I’m at the point in the book where Porfiry, the main detective in Crime and Punishment, has come to Raskolnikov’s room and flat out declares that Raskolnikov is the murderer. That he declares it as fact is important; he does not claim that he suspects it or that he is convinced of it. Porfiry’s own opinion does not matter, because it isn’t a suspicion. It’s simply the truth, to him. And, of course, he’s right. He gives Raskolnikov a few days to turn himself in to make it easier on himself because—and I think he’s being honest here–Porfiry claims to rather like Raskolnikov. He’s not in the least like Javert, the detective from Les Miserables, who believes so fully in good, evil, and clear-cut rules of justice that he cannot handle it when shades of gray are revealed. Porfiry knows that people are complicated. He knows Raskolnikov is more mentally unsetteled and broken than he is evil. And I think the detective feels sorry for him, in a detached sort of way. Nonetheless, the murderer must be convicted and serve his sentence.

Porfiry claims to have evidence but that he’d rather not be forced to use it. I can’t remember if this proof is revealed by the end. I’ll have to come back and adjust my thinking if this turns out to be wrong. But if I remember correctly, we never concretely learn what Porfiry’s ace in the hole is.

Of course, it could be a tactic. It would be more likely that Raskolnikov would confess and the case could be closed if he was pressured to do so by evidence, and whether or not the evidence existed would be ancillary if all Porfiry was aiming for was a conviction.
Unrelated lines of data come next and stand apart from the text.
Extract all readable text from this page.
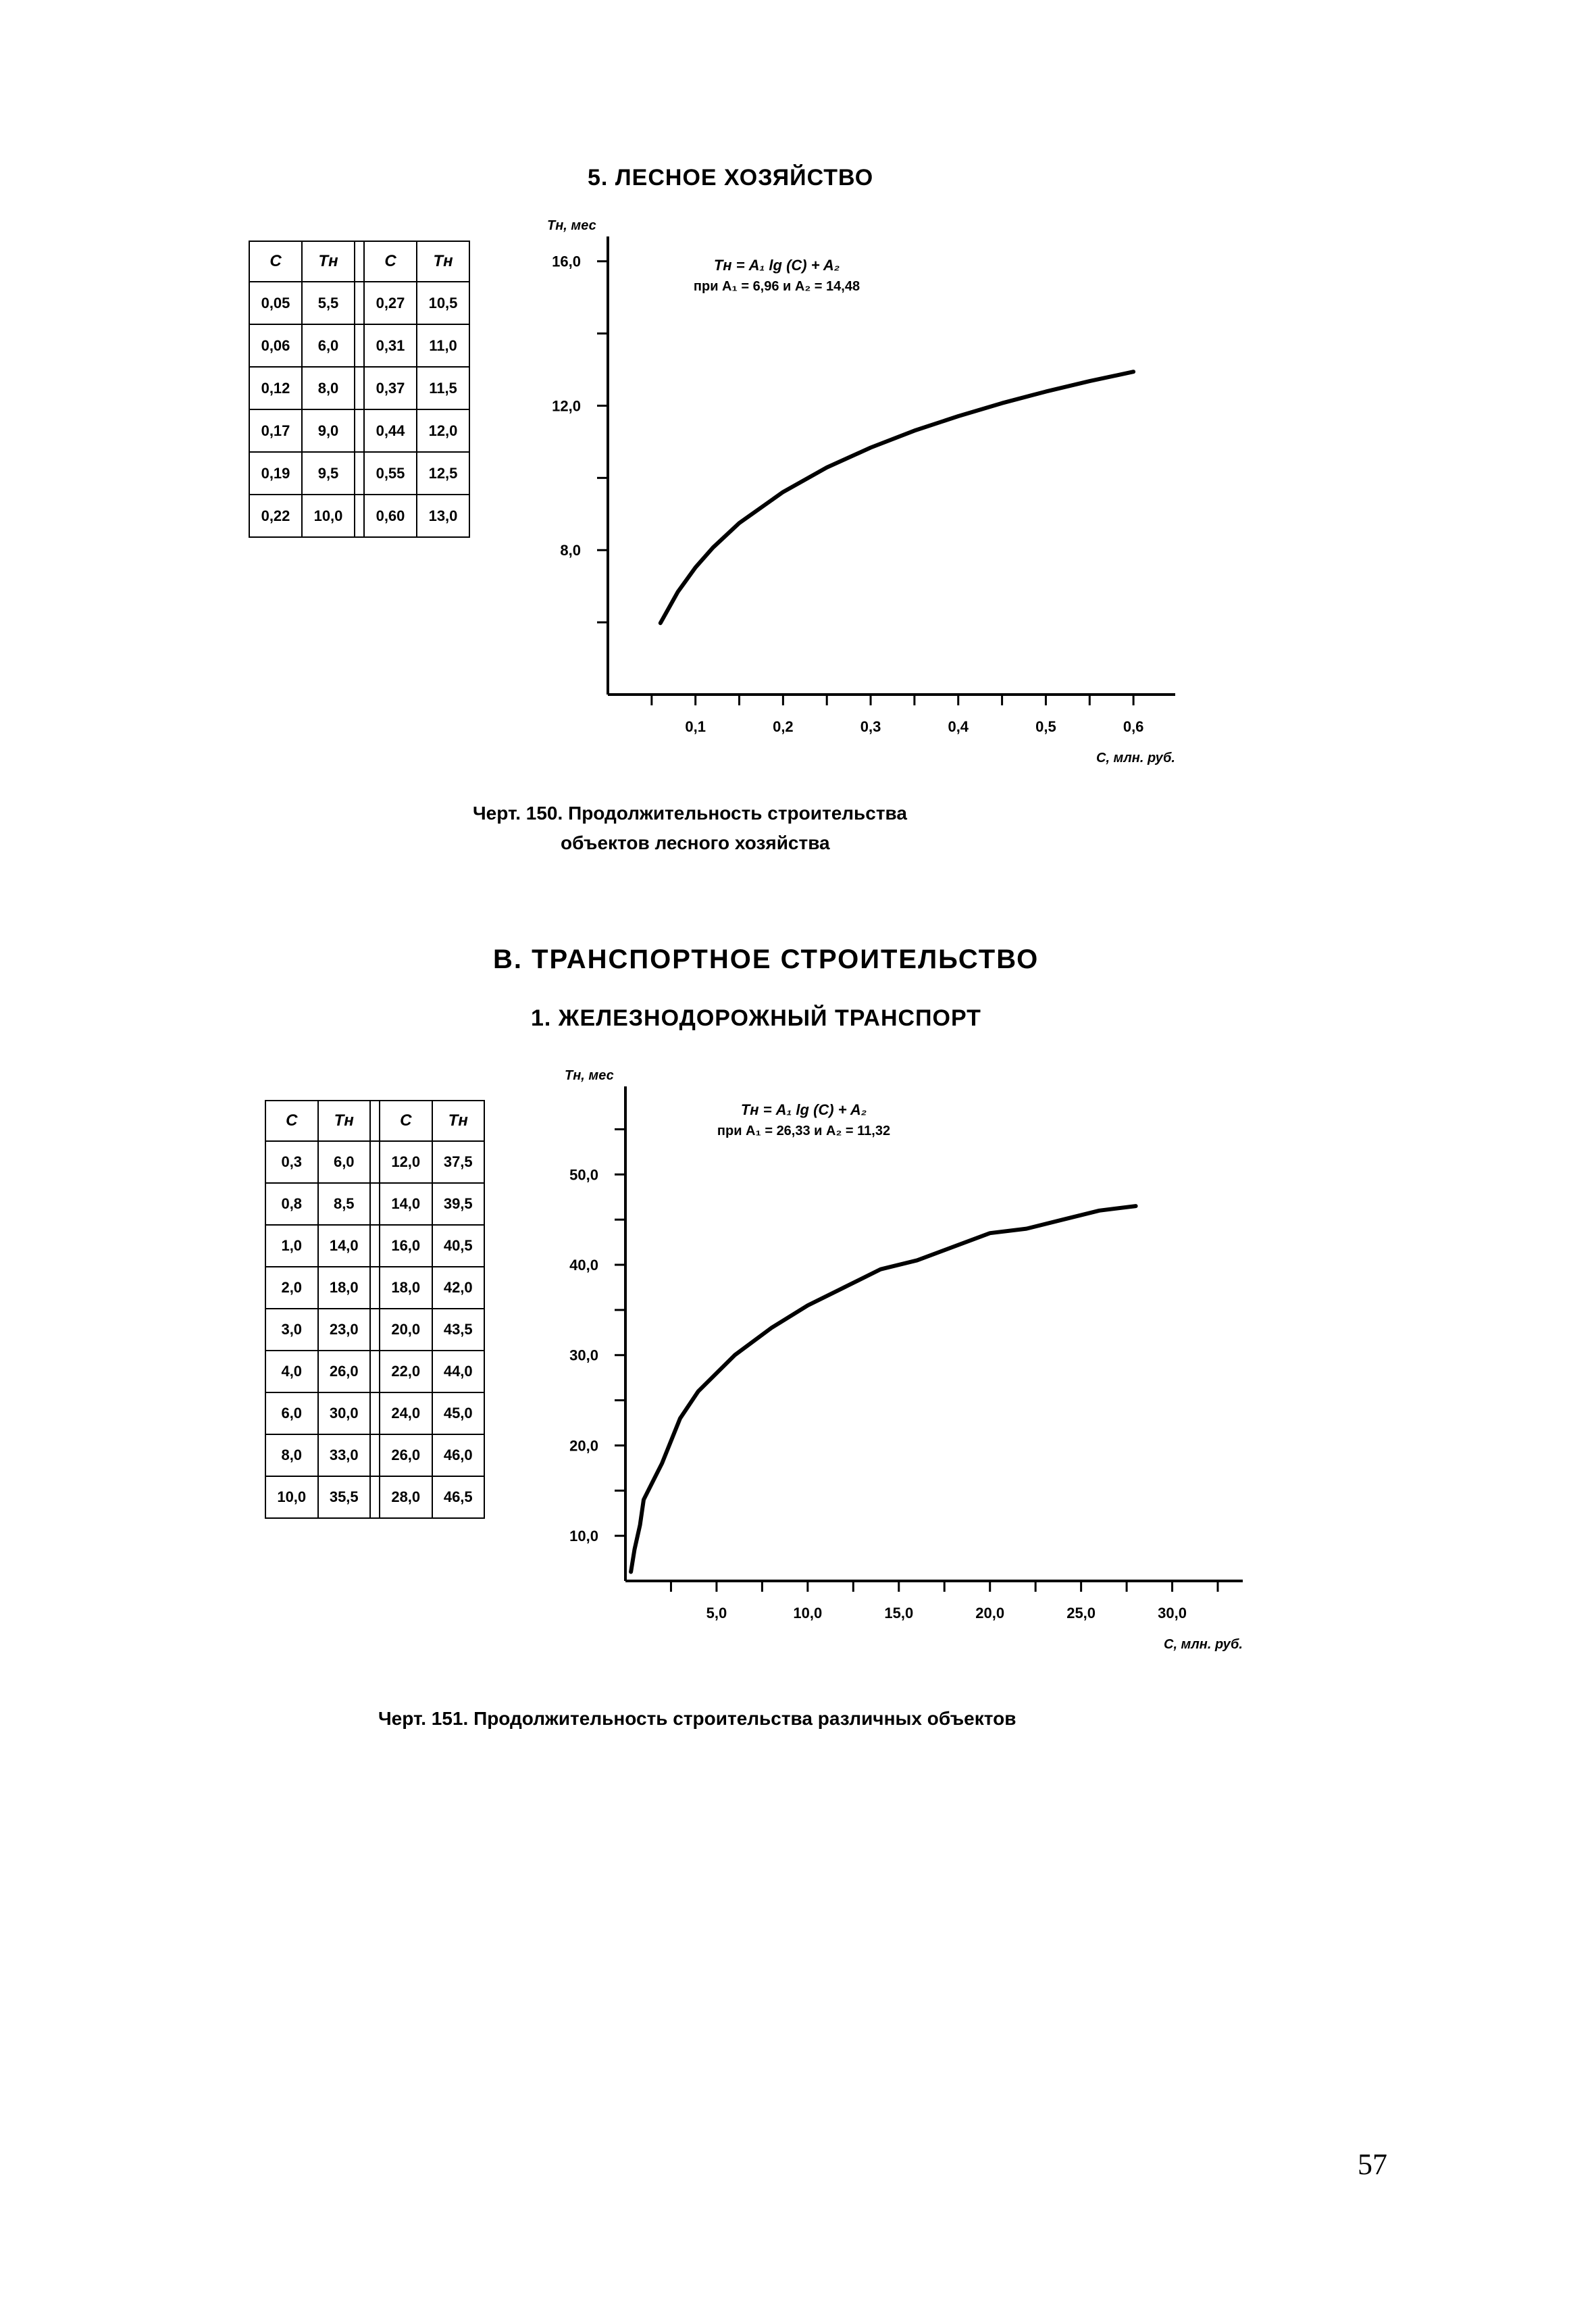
5. ЛЕСНОЕ ХОЗЯЙСТВО
C	Tн		C	Tн
0,05	5,5		0,27	10,5
0,06	6,0		0,31	11,0
0,12	8,0		0,37	11,5
0,17	9,0		0,44	12,0
0,19	9,5		0,55	12,5
0,22	10,0		0,60	13,0
8,0
12,0
16,0
0,1	0,2	0,3	0,4	0,5	0,6
Tн, мес
C, млн. руб.
Tн = A₁ lg (C) + A₂
при A₁ = 6,96 и A₂ = 14,48
Черт. 150. Продолжительность строительства
объектов лесного хозяйства
В. ТРАНСПОРТНОЕ СТРОИТЕЛЬСТВО
1. ЖЕЛЕЗНОДОРОЖНЫЙ ТРАНСПОРТ
C	Tн		C	Tн
0,3	6,0		12,0	37,5
0,8	8,5		14,0	39,5
1,0	14,0		16,0	40,5
2,0	18,0		18,0	42,0
3,0	23,0		20,0	43,5
4,0	26,0		22,0	44,0
6,0	30,0		24,0	45,0
8,0	33,0		26,0	46,0
10,0	35,5		28,0	46,5
10,0
20,0
30,0
40,0
50,0
5,0	10,0	15,0	20,0	25,0	30,0
Tн, мес
C, млн. руб.
Tн = A₁ lg (C) + A₂
при A₁ = 26,33 и A₂ = 11,32
Черт. 151. Продолжительность строительства различных объектов
57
But Porfiry, during this encounter, is quite blunt with Raskolnikov.  He admits to not knowing where Raskolnikov’s buried the stolen items, which I doubt he would do if he was bluffing. (That would likely be some of the best evidence of all, considering the stupid conversation with Zametov where Raskolnikov stated how he would hide the goods if he were the murderer.) And, after reading the chapter, I think I know what the evidence is. It’s confusing. But I can’t see any other way.
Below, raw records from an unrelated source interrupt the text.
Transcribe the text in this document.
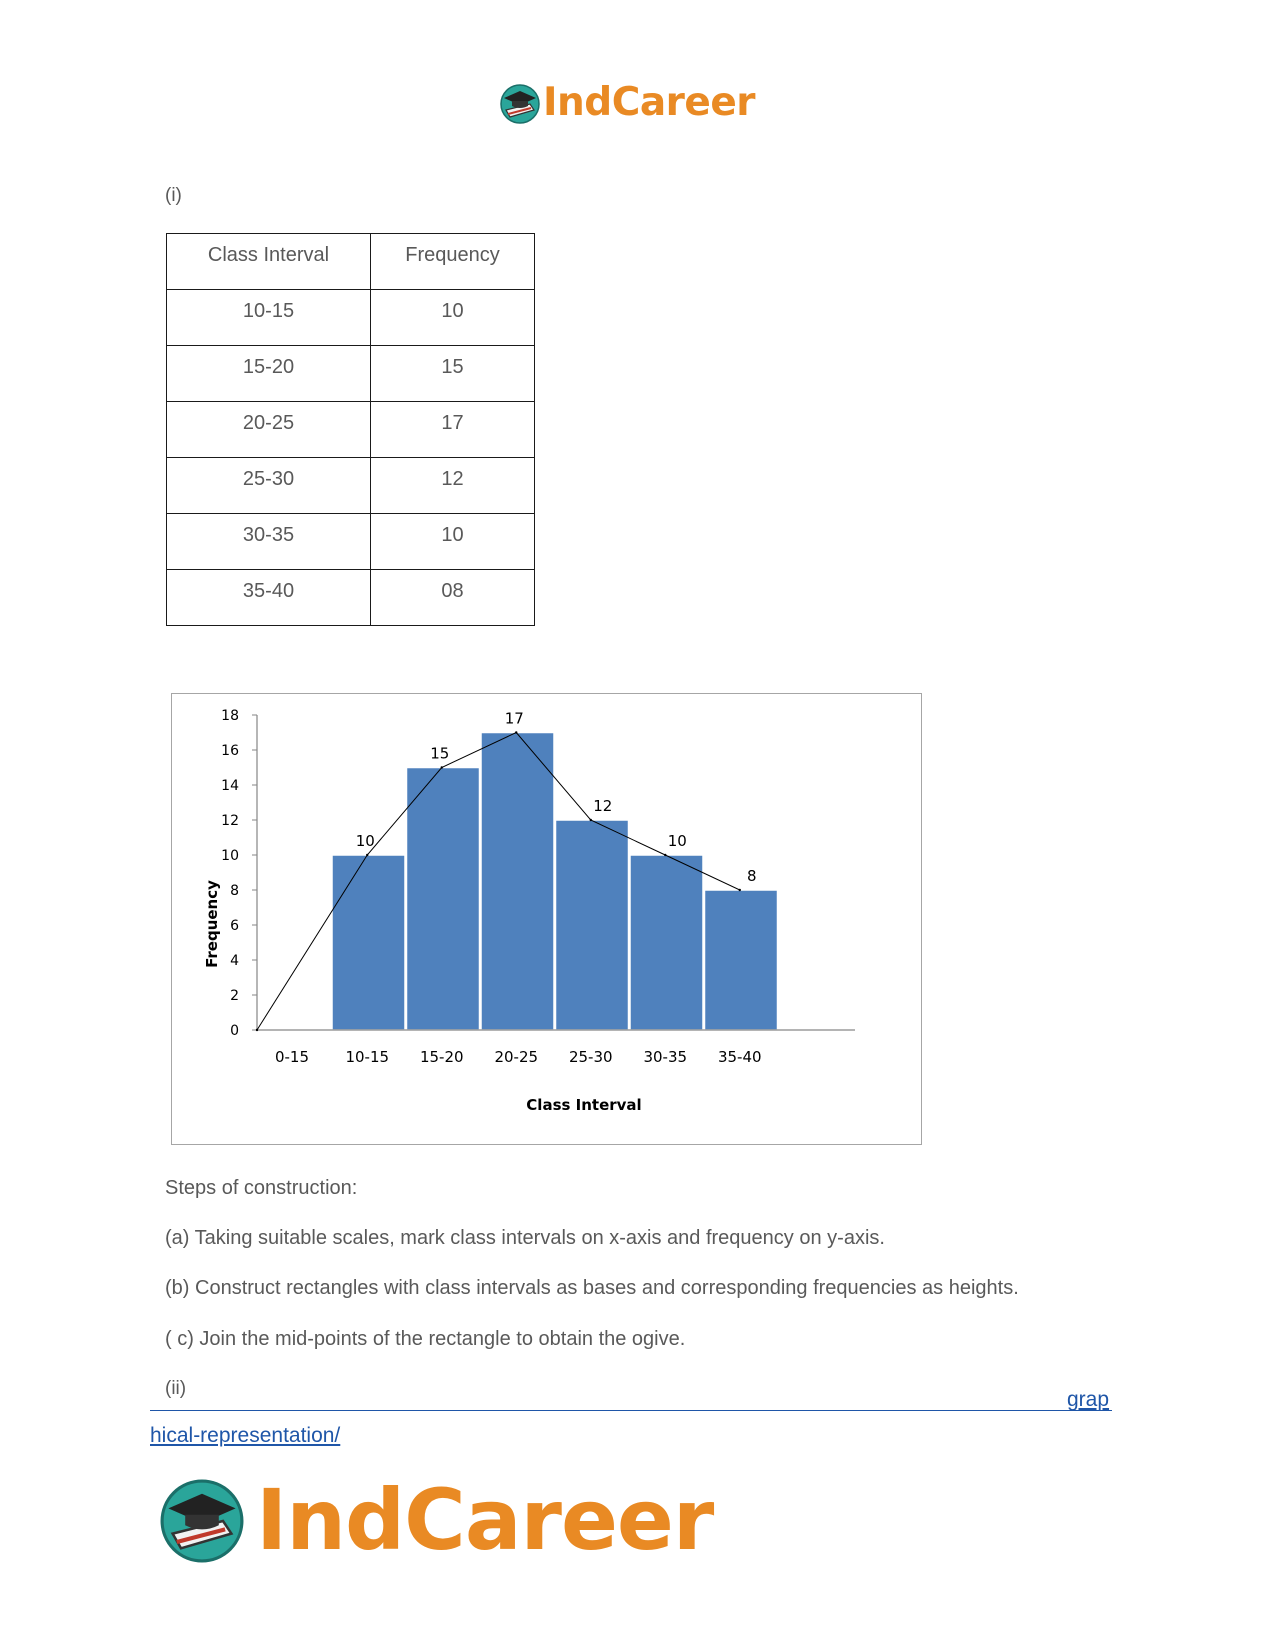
IndCareer
(i)
Class Interval	Frequency
10-15	10
15-20	15
20-25	17
25-30	12
30-35	10
35-40	08
0
2
4
6
8
10
12
14
16
18
0-15 10-15 15-20 20-25 25-30 30-35 35-40
10
15
17
12
10
8
Frequency
Class Interval
Steps of construction:
(a) Taking suitable scales, mark class intervals on x-axis and frequency on y-axis.
(b) Construct rectangles with class intervals as bases and corresponding frequencies as heights.
( c) Join the mid-points of the rectangle to obtain the ogive.
(ii)	grap
hical-representation/
IndCareer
During this encounter, Porfiry drops several phrases that are exact references to past conversations Raskolnikov has had with other people. He talks about “taking his suffering”–an odd turn of phrase for someone who can see clearly that Raskolnikov is already suffering enough and who does not, I think, believe in the religious value of suffering for sins. Porfiry has echoed Sonia’s words exactly, and in the same context explains redemption through confession. It’s quite inconsistent with Porfiry’s character, and the exact turn of phrase repeated seems an unlikely coincidence. If there were better technology back in those days, I’d have said Sonia’s room was bugged. But since that’s impossible, that means Porfiry’s evidence is likely a witnesses to this conversation, of which there are two: Sonia, and the metaphorical-popcorn-eating eavesdropper next door, Svidrigailov. The next hint tells us which of the two is the source of the evidence.

Porfiry also quotes the exact advice Svidrigailov gives Raskolnikov about fresh air. It’s eerie, and that phrase never passed between Sonia and Raskolnikov. So Svidrigailov has to be the man–he must have talked to Porfiry already about the conversation, or he is otherwise the source of what Porfiry knows.

It’s so hard to see either of them talking to Porfiry. On Sonia’s end, what redemption can their be for Raskolnikov’s soul if he goes to his suffering unwillingly? And Raskolnikov himself seems convinced there’s no way Svidrigailov has talked, and it’s hard not to agree. One, it doesn’t seem to be in his character. Two, what has he to hold over Dounia’s head if he has already talked to the police on the matter?

Porfiry definitely has heard conversations that have passed between Raskolnikov, Svidrigailov, and Sonia. How he got wind of those conversations…it’s hard to tell. Perhaps he’s done some eavesdropping of his own.

More about Porfiry in another post. He’s a rare intellect and a very interesting character. Raskolnikov’s biggest mistake was ever getting on such a man’s radar, if we’re talking purely in terms of getting caught.